Most of "flavor" is sense of smell, not classic sense of taste. Things that are warm vaporize off flavor components faster and better, so they taste more intense.

They can also taste different, because the evaporation rate for different flavor components doesn't scale the same with temperature.
posted by Chocolate Pickle at 5:15 PM on June 5, 2011


Check out Harold McGee's On Food and Cooking - he confirms punchtothehead is right - the taste of sugar is not as intense when cold.

When we make homemade custard-based ice cream, we always have to add 1/4 more sugar to the ice cream base make the frozen version taste as good as the lower-sugar version does when warm.
posted by guster4lovers at 5:23 PM on June 5, 2011


I think the main process going on here is freeze concentration, in which solutes are concentrated as the water crystallizes into ice. This is also known as "salting out". It's a big deal for ice cream manufacturers, and it's why you need to stir ice cream during freezing, or break up your pan of sorbet several times with a fork, so that everything freezes homogeneously.

Otherwise you get exactly what you had with your popsicles: a layer of mostly water ice on top of an unfrozen syrup where most of the flavor is.

If you want to get all thermodynamical about it, start by reading up on freezing point depression. Geeks in the kitchen represent!
posted by Quietgal at 5:25 PM on June 5, 2011 [1 favorite]

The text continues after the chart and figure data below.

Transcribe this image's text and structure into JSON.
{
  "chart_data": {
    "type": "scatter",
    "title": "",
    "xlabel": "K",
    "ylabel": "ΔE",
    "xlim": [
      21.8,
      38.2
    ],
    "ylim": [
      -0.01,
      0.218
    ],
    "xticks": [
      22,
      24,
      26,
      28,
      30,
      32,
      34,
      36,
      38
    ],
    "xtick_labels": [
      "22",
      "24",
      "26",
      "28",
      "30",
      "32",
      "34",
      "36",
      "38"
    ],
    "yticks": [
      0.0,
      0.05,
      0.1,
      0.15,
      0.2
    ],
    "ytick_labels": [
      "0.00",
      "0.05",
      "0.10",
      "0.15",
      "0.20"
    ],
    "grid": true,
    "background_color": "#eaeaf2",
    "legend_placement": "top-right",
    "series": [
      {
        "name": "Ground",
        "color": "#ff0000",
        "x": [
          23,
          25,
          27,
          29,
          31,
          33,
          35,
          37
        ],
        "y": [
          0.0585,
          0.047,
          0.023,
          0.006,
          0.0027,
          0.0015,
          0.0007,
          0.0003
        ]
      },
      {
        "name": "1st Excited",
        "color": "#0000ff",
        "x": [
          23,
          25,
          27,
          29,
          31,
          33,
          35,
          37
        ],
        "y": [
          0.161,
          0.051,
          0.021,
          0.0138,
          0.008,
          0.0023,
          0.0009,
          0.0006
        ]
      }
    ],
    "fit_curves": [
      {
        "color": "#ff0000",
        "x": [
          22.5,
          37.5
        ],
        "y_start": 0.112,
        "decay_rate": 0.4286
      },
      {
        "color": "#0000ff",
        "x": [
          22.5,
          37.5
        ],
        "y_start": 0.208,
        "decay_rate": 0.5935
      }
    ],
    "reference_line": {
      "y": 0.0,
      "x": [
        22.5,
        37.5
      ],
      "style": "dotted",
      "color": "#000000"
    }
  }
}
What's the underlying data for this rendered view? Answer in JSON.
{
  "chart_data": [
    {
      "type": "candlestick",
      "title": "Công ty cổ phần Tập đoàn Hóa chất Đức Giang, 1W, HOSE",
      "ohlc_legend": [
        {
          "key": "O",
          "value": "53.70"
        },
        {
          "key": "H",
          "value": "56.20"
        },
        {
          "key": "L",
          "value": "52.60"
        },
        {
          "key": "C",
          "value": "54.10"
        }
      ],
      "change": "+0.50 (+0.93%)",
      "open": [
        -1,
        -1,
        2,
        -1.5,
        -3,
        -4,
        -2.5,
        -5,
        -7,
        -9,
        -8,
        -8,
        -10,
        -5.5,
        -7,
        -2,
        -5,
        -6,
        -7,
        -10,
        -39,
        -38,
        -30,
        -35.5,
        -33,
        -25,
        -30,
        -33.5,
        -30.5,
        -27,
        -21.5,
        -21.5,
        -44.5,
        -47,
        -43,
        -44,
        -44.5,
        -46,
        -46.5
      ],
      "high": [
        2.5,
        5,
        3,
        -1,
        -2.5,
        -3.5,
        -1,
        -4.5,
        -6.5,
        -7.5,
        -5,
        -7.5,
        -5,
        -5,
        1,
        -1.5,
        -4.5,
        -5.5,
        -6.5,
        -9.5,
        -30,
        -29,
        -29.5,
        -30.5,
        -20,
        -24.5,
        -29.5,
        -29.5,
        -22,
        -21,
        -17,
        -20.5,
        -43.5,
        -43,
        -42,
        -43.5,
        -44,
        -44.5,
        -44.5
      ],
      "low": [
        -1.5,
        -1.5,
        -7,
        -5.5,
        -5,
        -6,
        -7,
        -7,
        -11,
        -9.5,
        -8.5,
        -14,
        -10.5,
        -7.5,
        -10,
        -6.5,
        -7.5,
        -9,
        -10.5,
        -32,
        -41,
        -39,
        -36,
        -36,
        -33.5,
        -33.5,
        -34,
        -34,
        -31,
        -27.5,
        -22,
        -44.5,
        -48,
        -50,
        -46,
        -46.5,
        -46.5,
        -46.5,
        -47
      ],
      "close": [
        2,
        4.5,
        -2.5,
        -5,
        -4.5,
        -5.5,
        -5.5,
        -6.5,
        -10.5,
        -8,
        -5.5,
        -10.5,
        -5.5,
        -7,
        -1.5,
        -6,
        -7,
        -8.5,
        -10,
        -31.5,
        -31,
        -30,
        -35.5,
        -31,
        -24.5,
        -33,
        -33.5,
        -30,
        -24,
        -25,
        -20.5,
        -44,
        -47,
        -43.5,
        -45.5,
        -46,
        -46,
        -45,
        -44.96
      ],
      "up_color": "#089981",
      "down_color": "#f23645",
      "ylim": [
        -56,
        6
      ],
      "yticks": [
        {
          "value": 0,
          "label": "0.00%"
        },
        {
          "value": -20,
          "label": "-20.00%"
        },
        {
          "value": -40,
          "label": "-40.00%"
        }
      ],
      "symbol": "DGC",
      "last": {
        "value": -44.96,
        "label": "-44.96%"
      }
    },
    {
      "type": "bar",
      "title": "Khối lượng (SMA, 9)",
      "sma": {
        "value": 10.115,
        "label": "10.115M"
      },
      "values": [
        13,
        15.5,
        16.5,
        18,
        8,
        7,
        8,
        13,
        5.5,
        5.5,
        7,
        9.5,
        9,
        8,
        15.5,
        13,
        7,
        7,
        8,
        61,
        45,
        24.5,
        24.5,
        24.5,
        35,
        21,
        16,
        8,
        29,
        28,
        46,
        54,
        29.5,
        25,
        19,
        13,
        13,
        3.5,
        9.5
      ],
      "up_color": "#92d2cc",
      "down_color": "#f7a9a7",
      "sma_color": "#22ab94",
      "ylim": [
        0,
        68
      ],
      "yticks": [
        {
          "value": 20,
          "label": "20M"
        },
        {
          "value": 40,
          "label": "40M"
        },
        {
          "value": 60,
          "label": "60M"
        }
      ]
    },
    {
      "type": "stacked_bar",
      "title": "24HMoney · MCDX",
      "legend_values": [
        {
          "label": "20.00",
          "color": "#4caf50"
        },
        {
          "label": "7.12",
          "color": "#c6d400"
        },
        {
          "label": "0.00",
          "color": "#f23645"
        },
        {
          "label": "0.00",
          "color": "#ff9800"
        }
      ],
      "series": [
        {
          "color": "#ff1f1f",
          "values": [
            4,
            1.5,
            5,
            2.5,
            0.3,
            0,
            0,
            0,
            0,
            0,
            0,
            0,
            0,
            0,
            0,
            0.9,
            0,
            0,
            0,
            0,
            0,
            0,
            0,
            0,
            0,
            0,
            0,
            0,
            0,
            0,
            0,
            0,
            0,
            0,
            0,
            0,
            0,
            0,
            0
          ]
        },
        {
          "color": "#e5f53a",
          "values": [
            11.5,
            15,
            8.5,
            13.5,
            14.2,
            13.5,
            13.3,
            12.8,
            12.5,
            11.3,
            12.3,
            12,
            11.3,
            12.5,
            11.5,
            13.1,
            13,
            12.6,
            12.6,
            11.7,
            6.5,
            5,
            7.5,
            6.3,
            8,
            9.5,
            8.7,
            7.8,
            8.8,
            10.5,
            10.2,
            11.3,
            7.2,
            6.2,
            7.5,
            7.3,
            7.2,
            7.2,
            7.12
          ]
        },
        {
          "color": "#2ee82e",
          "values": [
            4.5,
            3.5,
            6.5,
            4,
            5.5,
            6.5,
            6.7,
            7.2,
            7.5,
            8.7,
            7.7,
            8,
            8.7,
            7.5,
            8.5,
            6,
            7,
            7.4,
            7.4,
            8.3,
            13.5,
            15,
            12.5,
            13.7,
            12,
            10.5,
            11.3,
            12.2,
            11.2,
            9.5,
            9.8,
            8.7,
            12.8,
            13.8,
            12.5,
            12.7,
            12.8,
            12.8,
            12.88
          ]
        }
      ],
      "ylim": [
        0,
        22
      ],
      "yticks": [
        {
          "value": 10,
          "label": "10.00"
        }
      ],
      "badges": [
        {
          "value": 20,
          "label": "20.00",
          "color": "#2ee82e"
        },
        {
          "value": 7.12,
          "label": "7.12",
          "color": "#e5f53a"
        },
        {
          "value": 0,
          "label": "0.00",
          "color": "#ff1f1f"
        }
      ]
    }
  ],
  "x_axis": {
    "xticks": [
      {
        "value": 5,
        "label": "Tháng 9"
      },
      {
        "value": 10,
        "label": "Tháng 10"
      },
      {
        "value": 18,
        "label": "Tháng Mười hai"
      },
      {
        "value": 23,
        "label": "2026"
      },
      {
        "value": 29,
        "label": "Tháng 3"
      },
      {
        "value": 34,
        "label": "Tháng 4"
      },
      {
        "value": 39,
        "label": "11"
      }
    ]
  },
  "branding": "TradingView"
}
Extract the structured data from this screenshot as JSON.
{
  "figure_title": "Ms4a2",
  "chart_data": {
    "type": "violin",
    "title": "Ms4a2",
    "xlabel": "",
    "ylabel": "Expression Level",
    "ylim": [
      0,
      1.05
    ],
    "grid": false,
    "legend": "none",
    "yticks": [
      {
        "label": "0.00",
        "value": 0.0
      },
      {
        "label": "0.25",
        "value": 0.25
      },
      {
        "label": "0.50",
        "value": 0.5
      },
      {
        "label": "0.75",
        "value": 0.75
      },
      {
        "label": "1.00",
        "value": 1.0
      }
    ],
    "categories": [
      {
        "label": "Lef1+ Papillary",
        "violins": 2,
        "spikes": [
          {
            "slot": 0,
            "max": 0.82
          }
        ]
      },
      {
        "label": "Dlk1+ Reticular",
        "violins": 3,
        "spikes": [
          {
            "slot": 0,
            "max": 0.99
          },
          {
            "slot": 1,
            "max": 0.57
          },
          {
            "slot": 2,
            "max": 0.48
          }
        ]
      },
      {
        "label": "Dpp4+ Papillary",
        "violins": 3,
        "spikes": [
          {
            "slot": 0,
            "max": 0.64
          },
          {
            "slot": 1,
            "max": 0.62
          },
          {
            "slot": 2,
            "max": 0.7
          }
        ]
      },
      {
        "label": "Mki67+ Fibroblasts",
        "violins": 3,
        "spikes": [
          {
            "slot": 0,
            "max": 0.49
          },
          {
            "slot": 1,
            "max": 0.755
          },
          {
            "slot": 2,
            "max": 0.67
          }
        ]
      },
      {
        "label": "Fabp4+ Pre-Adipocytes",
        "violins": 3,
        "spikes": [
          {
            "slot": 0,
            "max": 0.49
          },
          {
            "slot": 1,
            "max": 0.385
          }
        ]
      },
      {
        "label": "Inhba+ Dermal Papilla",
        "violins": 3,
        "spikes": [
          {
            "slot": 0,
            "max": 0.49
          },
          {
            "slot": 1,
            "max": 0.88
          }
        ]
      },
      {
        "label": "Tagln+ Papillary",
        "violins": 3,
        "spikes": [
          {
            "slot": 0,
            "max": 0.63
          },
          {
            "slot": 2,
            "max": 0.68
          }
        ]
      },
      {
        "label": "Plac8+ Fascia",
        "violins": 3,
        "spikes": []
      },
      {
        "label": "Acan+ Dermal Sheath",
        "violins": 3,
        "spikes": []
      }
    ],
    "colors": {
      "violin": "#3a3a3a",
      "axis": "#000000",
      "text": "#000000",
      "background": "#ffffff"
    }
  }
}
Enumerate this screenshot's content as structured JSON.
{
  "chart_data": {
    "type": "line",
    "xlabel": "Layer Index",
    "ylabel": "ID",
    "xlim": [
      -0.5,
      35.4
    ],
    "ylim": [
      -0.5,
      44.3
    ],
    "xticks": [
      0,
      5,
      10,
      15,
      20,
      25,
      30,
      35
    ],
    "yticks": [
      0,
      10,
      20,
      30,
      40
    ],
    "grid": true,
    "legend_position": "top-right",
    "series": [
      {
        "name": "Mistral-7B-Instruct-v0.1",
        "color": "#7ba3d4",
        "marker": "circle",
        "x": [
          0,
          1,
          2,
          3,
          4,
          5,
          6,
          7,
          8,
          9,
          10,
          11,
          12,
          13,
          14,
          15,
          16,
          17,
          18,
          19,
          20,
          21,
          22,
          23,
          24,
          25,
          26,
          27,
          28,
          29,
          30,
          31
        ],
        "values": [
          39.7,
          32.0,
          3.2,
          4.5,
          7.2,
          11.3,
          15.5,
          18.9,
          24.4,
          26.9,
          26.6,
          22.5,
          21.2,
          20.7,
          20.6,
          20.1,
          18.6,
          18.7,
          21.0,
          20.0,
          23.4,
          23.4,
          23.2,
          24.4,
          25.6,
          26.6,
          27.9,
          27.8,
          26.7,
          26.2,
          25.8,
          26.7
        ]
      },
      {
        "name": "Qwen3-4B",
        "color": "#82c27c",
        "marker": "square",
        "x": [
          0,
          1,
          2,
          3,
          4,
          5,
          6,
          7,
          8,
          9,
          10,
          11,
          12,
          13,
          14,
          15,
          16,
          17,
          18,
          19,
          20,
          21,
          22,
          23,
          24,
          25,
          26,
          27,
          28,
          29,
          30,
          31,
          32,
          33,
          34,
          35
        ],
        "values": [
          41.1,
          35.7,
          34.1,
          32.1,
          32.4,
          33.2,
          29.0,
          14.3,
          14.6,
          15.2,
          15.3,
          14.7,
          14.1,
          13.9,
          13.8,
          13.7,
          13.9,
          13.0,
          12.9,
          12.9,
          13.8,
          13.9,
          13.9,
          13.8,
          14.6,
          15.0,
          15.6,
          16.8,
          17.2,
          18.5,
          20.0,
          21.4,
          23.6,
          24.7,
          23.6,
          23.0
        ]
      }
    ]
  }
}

If you want to test the effect of temperature, you can take your popsicle and separate the frozen icy part from the unfrozen syrup. Let both come to room temperature and taste them. Do they taste equally sweet and lemony when they're both at the same temperature? I'll bet you an ice cream cone that they don't.
posted by Quietgal at 5:29 PM on June 5, 2011


His theory is closer to the mark though not stated quite correctly. Freezing forces anything not-water out of the crystalline matrix of ice. The ice that is left behind after a frozen aqueous solution thaws will always be closer to pure water than the initial solution. The physics underlying these facts are used as a commercial method of desalination in places where natural temperatures get low enough to freeze salt water: look up "freeze thaw desalination".

This theory would actually be easy enough to test: just allow some popsicles to melt, collecting the melted portions every certain number of minutes in segregated dixie cups or whatever, then allow them to come to room temperature, then taste them. If this theory is correct the earlier portions should be substantially sweeter and the later portions should be progressively nearer to just water.

These principles were illustrated in an episode of The Voyage of the Mimi, incidentally, which, as little Ben Affleck's first acting role, trumps (I regret to say) kprincehouse's citation of Encyclopedia Brown. Or, on preview, pretty much what Quietgal said.

Holy crap all the episodes of Voyage of the Mimi are on YouTube.
posted by nanojath at 5:46 PM on June 5, 2011


I don't think it's totally the ice. I was taught a long time ago in some cooking classes that the everything tastes duller the colder it is. Cold - not necessarily frozen. That's why you shouldn't season a soup while it's cold if you are going to eat it hot. That's why you shouldn't drink ice cold beer or wine.

I'll admit I don't know the science, though.
posted by Benny Andajetz at 6:01 PM on June 5, 2011


nanojath gets best answer, with points to kprincehouse for Encyclopedia Brown. Though I'd like to think there's something to my sweeter-when-warmer theory. So maybe gold star for boyfriend, bronze-ish star for me?

Thanks, all!
posted by rebekah at 6:03 PM on June 5, 2011


You should test your theory too by icing your tongues and then tasting the melt and seeing if it tastes less.